Giving raises as if there is no tomorrow: Chapter 2



Back in February, we ran an editorial headlined, "Public employees get raises as if there is no tomorrow."
And when we wrote it, we knew -- as surely as the night follows the day -- that we'd be writing an epilogue sooner or later. We guessed it would be in July or August. It's sooner.
The occasion for the first editorial was, in part, the Youngstown Board of Education's approval of a package for its nonteaching employees that provided more than 13 percent in pay raises over three years. Just as significantly, it assured that health insurance plans would be maintained and that employees would not have to contribute toward health care premiums.
The estimated cost of the pay raise was $3.6 million. The cost of continuing top notch health care coverage with no employee co-pay is anyone's guess, because health costs are rising faster than any other segment of the economy.
At the time, we noted that the true cost of this contract was likely to be far higher. That's because while it covered a relatively small number of school district employees, it set the tone for the upcoming contract with school teachers, by far the district's highest single budget expense.
No way
Further, we observed that when many people in the private sector -- read that taxpayers -- are losing jobs, taking pay cuts and making larger contributions toward health coverage, it was the responsibility of school boards to look their unions in the eye and say no to higher cots.
We held out little hope that the Youngstown Board of Education would actually do so, and our expectations have been fully realized.
The Youngstown Education Association has overwhelmingly ratified a new three year contract offered to it by the board. And little wonder.
The contract contains 4 percent increases in each of its three years and, of course, teachers will not have to contribute toward their health care coverage. The board gave the same to administrators.
Under the contract, the pay for a teacher with a bachelor's degree and no experience, which was $25,785 this year, will go to $26,816 this July, $27,888 the following year and $29,004 the year after that. A teacher with 15 years experience and a masters degree, who made $48,733 this year, will receive $50,682 beginning in July, $52,709 the year after that and $54,817 in the final year.
According to a budget forecast, personnel costs, which were $48 million this year, will increase to $58.7 million in 2005 -- a 22 percent increase. Retirement and insurance benefits, now at $17 million, are projected to climb to $20.6 million by 2005.

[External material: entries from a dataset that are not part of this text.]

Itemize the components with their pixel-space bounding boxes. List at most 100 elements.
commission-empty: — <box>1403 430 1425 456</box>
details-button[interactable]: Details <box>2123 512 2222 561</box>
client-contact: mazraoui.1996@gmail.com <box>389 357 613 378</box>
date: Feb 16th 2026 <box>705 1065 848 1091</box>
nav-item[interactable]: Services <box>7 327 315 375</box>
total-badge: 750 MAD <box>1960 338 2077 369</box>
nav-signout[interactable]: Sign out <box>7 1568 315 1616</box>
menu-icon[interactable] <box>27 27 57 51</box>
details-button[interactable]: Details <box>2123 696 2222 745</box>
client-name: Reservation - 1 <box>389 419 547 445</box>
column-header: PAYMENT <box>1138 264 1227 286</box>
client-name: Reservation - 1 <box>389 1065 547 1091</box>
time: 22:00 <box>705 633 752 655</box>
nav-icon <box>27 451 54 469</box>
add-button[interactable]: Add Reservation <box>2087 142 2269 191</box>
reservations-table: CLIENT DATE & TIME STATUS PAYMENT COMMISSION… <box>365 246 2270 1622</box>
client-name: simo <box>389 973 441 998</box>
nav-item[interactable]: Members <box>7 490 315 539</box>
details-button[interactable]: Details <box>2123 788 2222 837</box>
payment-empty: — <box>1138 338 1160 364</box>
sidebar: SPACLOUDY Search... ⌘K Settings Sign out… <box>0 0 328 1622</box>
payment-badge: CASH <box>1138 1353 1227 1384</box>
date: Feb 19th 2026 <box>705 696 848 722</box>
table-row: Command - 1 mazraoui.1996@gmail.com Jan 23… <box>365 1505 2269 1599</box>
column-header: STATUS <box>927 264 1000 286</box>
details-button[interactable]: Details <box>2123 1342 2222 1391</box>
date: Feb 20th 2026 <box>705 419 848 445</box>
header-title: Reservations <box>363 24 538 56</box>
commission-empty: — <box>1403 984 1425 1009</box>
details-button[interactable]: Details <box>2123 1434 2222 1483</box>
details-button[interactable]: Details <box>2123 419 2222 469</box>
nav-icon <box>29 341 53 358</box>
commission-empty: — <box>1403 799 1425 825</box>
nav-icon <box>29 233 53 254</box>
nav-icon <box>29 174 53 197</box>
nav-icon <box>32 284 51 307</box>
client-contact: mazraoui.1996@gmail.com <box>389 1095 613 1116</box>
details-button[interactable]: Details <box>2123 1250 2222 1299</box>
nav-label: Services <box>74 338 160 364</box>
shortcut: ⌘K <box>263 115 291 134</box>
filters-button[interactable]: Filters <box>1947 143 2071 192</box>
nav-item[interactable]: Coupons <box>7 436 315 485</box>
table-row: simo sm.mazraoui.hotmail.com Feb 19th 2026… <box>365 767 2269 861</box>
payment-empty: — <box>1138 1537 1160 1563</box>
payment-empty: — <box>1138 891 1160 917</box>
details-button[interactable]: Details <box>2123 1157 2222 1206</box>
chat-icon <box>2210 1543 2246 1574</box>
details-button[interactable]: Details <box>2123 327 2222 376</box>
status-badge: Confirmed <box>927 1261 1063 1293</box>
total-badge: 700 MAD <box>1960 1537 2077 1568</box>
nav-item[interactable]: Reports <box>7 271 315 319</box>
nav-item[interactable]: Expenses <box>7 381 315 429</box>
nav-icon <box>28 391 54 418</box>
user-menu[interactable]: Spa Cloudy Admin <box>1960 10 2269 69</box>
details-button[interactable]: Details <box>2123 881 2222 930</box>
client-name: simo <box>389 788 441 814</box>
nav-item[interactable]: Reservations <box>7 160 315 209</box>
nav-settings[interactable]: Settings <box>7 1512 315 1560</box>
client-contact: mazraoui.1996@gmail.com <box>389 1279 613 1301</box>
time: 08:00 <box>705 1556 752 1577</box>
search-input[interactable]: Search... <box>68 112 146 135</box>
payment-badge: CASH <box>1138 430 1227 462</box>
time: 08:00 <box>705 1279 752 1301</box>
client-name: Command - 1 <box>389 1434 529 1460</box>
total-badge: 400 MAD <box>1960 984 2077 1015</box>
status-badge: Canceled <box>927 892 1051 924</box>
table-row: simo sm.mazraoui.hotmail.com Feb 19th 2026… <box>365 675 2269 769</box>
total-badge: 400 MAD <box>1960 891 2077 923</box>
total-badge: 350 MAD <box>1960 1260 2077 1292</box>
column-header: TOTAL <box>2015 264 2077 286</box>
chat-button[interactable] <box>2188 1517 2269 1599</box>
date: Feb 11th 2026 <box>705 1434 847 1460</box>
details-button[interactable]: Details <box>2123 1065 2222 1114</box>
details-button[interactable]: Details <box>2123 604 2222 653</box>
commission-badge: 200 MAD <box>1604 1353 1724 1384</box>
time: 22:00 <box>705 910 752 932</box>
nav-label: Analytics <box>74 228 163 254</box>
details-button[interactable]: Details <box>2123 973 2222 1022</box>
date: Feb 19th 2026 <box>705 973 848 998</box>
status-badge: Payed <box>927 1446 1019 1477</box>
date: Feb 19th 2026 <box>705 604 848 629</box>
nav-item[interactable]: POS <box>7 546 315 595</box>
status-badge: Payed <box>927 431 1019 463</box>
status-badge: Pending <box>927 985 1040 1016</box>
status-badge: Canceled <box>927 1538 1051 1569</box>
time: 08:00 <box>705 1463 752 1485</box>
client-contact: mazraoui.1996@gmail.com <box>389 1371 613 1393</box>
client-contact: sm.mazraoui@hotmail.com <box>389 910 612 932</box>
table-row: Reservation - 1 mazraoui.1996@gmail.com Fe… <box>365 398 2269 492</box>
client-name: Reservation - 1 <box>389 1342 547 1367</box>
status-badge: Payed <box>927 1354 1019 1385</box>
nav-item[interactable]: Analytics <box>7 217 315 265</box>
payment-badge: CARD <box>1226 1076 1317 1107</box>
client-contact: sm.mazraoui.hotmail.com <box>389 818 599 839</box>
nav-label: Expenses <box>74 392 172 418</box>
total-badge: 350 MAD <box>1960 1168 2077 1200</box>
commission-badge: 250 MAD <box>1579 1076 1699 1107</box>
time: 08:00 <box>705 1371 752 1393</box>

None of this seems to bother the board of education, because its forecast has it finishing in the black the next four years. The projected year-end balance will be devoured by the increasing costs, dropping from $19.7 million this year to $837,000 in 2006. By 2007, the district will be in the red.
Going back to our second paragraph, the reference to night following the day should be attributed to Shakespeare in "Hamlet." And we feel compelled to quote a few more lines from the advice Polonius is giving to his son: "Neither a borrower, nor a lender be; For loan oft loses both itself and friend, and borrowing dulls the edge of husbandry."
Make no mistake. The people whom Youngstown voters elected to run their schools chose expediency over husbandry. They have the money today and see no problem spending it until the district is broke. Then the alternatives will be to ask the voters for more money, cut programs at the expense of students or end up back in fiscal emergency, borrowing from the state fund.
The stars are aligned
How can it be otherwise? The economy remains flat. Property tax rolls are stagnant. And it is still not certain what Ohio's school districts will lose in the upcoming and succeeding state budgets -- but they are almost certain to lose.
The General Assembly is intent of shifting money from public schools to charters schools and voucher programs and is pursuing property tax relief for business and industry, without providing state money to make up for local shortfalls.
Given these uncertainties, the board had no business assuming that it can afford the contracts it approved this year. Given the economy, state cutbacks and rising health care costs, the likelihood of Youngstown city schools ending 2005 in the black is slim. And that's not even considering the possible cost effects of a growing tendency among higher-paid experienced teachers to delay retirement because the State Teachers Retirement Fund is having problems of its own.
The Youngstown Board of Education has negotiated a slew of deals that are simply out of touch with the economic realities of the day.
Board members who were patting themselves on the back for reaching an easy agreement with the district's employees will eventually have a harder time explaining themselves to the voters.